I took the opportunity to grab some pictures of the X-End building exterior and brand new wind fence pathfinder. Winds were roughly 25 mph, so I also grabbed a video. It's too big for the aLOG, so I've posted it to youtube.

Notes on the fence:
- There we no tumbleweeds gathered around the fence
- The material seems to be holding up well (not stressed/stretched too much where it's attached to the fence), and 
- pressing on the back of the material opposite the wind direction it feels like a fully extended sail, but not near any yield point.
- The tops of the posts are rattle a little bit.

The final, as built, design of the fence:
- 3 posts, 24 ft as-purchased; 20 ft is above ground and 4 ft are in concrete in the ground.
- Posts cover 30ft left-to-right, spaced 15 ft apart.
- 6 ft gap between ground and fence material, and material spans the posts left-to-right and is 6 ft tall (so there's room to extend the material upward).
- The material is 30% coverage, or 70% porous. 

Also, 
SEI aLOG 1024 shows the first bit of wind modeling that's being done at Stanford by a summer undergrad Ian Gomez. If you're really cool, you can check out more preliminary results (at this point, just pretty pictures) in the Stanford Engineering Test Facility's eLogBook: ETF eLOG 2593.

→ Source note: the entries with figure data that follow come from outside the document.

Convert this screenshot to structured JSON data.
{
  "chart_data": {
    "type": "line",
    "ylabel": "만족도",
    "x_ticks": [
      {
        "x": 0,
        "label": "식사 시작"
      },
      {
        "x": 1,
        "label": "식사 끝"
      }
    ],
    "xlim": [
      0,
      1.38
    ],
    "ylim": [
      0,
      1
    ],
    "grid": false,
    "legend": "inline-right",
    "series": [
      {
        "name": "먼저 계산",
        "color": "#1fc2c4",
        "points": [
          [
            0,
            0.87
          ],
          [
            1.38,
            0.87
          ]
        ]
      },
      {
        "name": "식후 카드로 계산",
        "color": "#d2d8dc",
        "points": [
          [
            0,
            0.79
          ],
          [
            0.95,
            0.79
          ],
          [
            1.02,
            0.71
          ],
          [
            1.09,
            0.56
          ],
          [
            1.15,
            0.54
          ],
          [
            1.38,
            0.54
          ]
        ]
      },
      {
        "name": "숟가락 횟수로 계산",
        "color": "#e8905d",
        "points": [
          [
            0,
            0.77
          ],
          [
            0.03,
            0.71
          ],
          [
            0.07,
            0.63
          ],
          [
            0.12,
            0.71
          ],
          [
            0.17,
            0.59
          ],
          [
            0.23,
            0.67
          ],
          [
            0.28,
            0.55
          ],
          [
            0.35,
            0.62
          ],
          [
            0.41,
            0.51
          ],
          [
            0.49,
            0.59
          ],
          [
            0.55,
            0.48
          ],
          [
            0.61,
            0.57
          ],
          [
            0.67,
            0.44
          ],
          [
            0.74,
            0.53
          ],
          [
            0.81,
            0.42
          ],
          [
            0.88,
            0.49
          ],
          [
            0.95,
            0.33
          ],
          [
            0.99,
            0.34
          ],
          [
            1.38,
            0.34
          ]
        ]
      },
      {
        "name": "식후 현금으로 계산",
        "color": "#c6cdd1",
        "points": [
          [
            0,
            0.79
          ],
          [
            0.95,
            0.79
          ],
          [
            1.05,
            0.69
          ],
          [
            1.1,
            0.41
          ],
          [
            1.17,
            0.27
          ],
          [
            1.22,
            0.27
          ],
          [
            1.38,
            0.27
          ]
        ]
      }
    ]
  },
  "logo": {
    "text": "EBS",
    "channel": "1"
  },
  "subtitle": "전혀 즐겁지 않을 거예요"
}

My thoughts, after seeing these initial results -- which (rightfully so) start off with a flat bit of ground and a simple box for a building -- that those simple models will get us pretty far for the Y-end where the topography is pretty darn flat. However, the topography is more interesting at the X-end, and my hope would be that by the end of the summer, Ian's models might get just sophisticated enough to predict wind flow around the X-end building. 

You'll recall from the single-PEM-anemometer comparison between X-end and Y-end during wind storms (see LHO aLOG 17574), that Y-end moves about a factor of 2 more than X-end. The topography may have a good bit to do with it.